After speaking for about an hour during a Black History Month event on Tuesday, activist and scholar Angela Davis was asked by a member of the audience how the youth of today can be heard.
“As black youth, how do we make a positive impact in the twenty-first century?” Asked the young woman in the audience. “How do I get my message out there?”
Davis, who grew up in Birmingham, Alabama during segregation and was an activist during the civil rights movement, threw the question back at the woman.
“Actually, that is a question I should ask you,” said Davis. “Change happens precisely because younger generations, armed with the knowledge that has been produced through the experiences of the older generations, are able to move in directions that cannot necessarily be predicted by those of us who are older.”
“My stance is one of learning from younger people, because those of us who have been around for a long time — our ideas may have been radical at one point and may have generated change, but they can also become stagnant,” said Davis. “You don’t want to repeat history over and over again. The way you get out of that vicious circle is by urging young people to take risks and use their imaginations and help to guide us to places we could not have even imagined.”
Davis is a professor emerita at the University of California Santa Cruz in Feminist Studies and History of Consciousness and is the author of numerous books. She lectures around the world and is a founding member of Critical Resistance, an organization dedicated to dismantling the prison industrial complex.
She is also known as a former member of the Black Panther Party and was once on the FBI's Most Wanted List.
Davis was speaking to an audience on Tuesday at the W.F. Mitchell Athletics Centre for a Black History Month-themed talk titled: Freedom is a Constant Struggle.
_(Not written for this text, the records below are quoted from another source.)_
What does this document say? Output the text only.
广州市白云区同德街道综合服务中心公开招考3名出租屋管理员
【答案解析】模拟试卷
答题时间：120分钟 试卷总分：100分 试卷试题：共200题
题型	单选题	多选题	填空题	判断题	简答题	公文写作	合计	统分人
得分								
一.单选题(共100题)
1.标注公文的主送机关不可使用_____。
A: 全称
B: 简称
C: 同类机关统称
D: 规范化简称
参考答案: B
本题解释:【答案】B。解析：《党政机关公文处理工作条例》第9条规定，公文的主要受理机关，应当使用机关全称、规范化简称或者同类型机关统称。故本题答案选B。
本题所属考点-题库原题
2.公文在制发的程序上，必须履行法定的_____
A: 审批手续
The talk shares the name with one of Davis’ book, which was itself named after a song from the civil rights era.
Davis highlighted some of the song’s lyrics.
They say that freedom is a constant struggle
Oh Lord, we've struggled so long
We must be free, we must be free
They say that freedom is a constant dying
Oh Lord, we've died so long
We must be free, we must be free
“I like the irony of the last line of each of the verses,” said Davis. “There is simultaneously dejection and collective hope.”
Instead of defining freedom as a goal to be achieved one and for all, said Davis, the song invokes freedom as an ongoing process.
“Freedom indeed is a constant struggle. The song seems to contest the notion that freedom is simply a goal, a discernible state of being that we will certainly realize once we have achieved it,” she said.
Black history in the Americas has always been intertwined with the history of Indigenous people, Davis told the crowd of about 1,000 people at Tuesday’s talk.
“In North America, South America and the Caribbean, Indigenous people have always assisted enslaved Africans to escape their captors,” said Davis. “Black people today owe a profound debt of gratitude to the original inhabitants of this continent.”
She said the first slave rebellion in the Americas occurred in 1522, which makes the struggle for black freedom almost a 500-year-old fight.
“Let’s stop and think about that. That’s pretty remarkable, isn’t it? A freedom struggle that has unfolded over five centuries. One would assume that by now Black people would have given up — maybe some of them have,” said Davis. “Enough have continued the fight so that we can say that Black people have carried the baton of freedom and democracy and always managed to pass it on to the next generation.”
Notions of white superiority work against the frameworks of equality, justice and freedom, said Davis.
“It might be important to point out that the emergence of democracy in this part of the world was, in fact, a democracy of the minority. And what was described as justice and equality for all was actually only justice and equality for a few, because Indigenous people were excluded from the outset, black people were excluded — the vast majority of whom were slaves. Even white women were excluded and so that leaves us with white men, but not all white meant were included, it was affluent, property-owning white men. I think we are just beginning to realize we have been working with a sense of what constitutes humanity that is very narrow indeed.”
When Davis mentioned she had heard Viola Desmond was to appear on the Canadian 10 dollar bill, one was produced from the audience and she was able to look at it for the first time.
“I was reading that some of them don’t work in cash machines,” said Davis. “It’s like the existing structure doesn’t want to accept a black woman’s face on it — which makes me very happy.”
Racism is not only about individual attitudes, but that is often how conversations come to the public’s consciousness, said Davis.
“It seems that when racism is widely discussed, it has to do with unveiling individuals that are seen as deviant — whether because of the racist language they use or because of their proclivity to show up in blackface,” said Davis.
“I am not suggesting that blackface is not important,” she said. “But I want to raise questions about structural racism, about everyday racism.”
“It’s often assumed it’s a problem with the individual, so what you do is just take the individual out of his job, out of his position, or you send him to prison and then you forget about it and you don’t ask what has enabled this violence that is the most pandemic form of violence in the of the world,” said Davis.